Three Best Practices for Creating Action-Oriented Dashboards
As more and more data is made available to educators, data dashboards are increasingly hailed as one-stop, silver bullet solutions to school problems. Despite investing money and staff time into data visualization software and dashboard development, end-users (principals, instructional coaches, and teachers) often don’t find the information useful. We believe that dashboards are not a solution on their own. It’s the analysis and communication of the data that makes it useful to educators and directs their time, passion and attention.
Below are three key strategies we recommend to create a dashboard that best supports instructional staff.
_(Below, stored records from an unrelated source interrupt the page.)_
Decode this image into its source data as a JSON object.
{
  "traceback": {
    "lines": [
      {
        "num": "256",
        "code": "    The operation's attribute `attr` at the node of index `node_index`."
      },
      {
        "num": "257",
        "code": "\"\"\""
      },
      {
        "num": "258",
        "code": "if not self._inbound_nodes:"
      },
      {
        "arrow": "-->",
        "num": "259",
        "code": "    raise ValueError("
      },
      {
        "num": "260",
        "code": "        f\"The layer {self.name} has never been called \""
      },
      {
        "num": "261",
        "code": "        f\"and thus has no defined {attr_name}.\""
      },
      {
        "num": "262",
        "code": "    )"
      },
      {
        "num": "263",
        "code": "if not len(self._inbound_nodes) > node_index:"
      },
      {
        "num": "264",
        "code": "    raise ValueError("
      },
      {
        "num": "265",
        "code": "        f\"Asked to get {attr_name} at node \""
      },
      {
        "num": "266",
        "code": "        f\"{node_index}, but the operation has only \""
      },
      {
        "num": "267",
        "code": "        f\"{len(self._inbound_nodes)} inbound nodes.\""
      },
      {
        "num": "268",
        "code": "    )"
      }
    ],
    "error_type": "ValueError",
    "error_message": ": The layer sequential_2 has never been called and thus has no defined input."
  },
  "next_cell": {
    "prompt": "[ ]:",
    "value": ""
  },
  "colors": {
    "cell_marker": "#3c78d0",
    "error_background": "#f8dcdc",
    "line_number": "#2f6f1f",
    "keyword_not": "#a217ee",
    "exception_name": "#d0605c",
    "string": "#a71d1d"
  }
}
1) Design it for a specific meeting.
When starting the process of creating a dashboard, the tendency is to try to incorporate all metrics broken down by all subgroups over as many years as possible. This one-size-fits-all approach is often unwieldy and difficult to make sense of. It can be especially confusing for those who are unaccustomed to interpreting data.
Instead, a great first step is to think about what staff meeting your dashboard can support. Is it your weekly attendance meeting? A grade level team? A deep dive into interim assessment results? Once the audience is identified, you can focus on the most important metrics and student groups to analyze. This simplifies the design process and focuses the dashboard on the key messages it should deliver.
2) Design it for a specific action.
The goal of a good dashboard is to enable educators to make immediate, data-driven decisions by identifying where the greatest needs are. Which student families do we need to call about attendance? What classroom needs support for behavior? Which classrooms have the lowest-performing students in ELA? Where should the principal spend their time? If your team needs additional clarifications or further breakdowns after looking at the dashboard, it may not be action-oriented enough.
3) Design it to talk about students.
Even though educators personally know and understand their students, it can still be difficult to find meaningful takeaways from general trends. Design your dashboard to make the connection between aggregate numbers and what it means for students in the classroom. Is attendance low because a lot of students are missing a few days of school, or are a few students missing a lot of days? What can we learn from how many students are making above average or below-average growth in this classroom? Which students have more than one behavior referral?
If your school isn’t getting what it needs from your data dashboards, try these three strategies to create more useful visualizations. Abandoning the “one dashboard for everything” mindset will enable your team to make timely, data-driven decisions.